Just when you thought the iPad was the coolest item in your electronics arsenal, the iPad2 comes along and all of a sudden, the original iPad isn't as feature-rich as it seemed before.
But the rapid fall into obsolescence is not a problem affecting just the iPad – this trend is reflected with all consumer electronics.
However, there is a new microchip with the potential to change the status quo. It is a reprogrammable, low cost chip capable of self-rearranging its design on demand.
That way, when a manufacturer wants to add functionality, the logic gates of the chip can be modified to implement the new feature. Thus, consumers may be able to avoid buying a new model or physically replacing the old chip.

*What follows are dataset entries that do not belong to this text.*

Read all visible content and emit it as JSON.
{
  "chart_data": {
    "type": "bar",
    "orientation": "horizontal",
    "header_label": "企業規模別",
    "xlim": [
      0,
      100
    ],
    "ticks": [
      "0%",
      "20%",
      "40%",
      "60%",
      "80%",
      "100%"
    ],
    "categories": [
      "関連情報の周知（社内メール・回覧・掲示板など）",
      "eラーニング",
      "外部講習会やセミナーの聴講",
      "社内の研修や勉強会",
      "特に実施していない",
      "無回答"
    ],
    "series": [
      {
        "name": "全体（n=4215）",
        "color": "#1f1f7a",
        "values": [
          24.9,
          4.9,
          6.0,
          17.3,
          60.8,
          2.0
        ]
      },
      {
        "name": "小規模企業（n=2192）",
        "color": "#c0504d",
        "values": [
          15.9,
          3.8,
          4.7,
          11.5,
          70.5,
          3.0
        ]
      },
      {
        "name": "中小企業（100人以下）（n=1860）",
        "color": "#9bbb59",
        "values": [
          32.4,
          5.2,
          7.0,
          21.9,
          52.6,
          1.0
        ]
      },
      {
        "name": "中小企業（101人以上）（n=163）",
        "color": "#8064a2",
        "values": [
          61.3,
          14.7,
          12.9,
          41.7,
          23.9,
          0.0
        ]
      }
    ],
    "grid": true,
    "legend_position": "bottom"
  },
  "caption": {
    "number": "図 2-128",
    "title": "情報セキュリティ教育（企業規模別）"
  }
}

The reprogrammable chip is built by Tabula, a tech start up. Tabula’s chip is a less costly yet more powerful alternative to current reprogrammable chips such as FPGA (field programmable gate array). FPGAs are usually used in low volume, high cost devices such as CT scanners where regularly buying a new model to replace an older model is prohibitive and impractical.
Tabula’s cost advantage over FPGAs is mostly as a result of its smaller size and reduced cost. Indeed, the large size of FPGA chips not only drives up the cost – it also slows down the performance of the chip given the distances signals have to travel on the chip surface.
If the FPGA is a large single story building, consider Tabula’s chip to be a multistoried building achieving the same ‘volume’ but with considerably smaller footprint. Signals thus travel shorter distances.
While the concept of 3D chips has so far remained behind the closed doors of tech research labs, Tabula has developed a technique that makes a single level chip respond in the same way as a 3D chip. Tabula’s chip cycles between eight different layouts at speeds of up to 1.6Ghz – an impressive speed for a reprogrammable chip.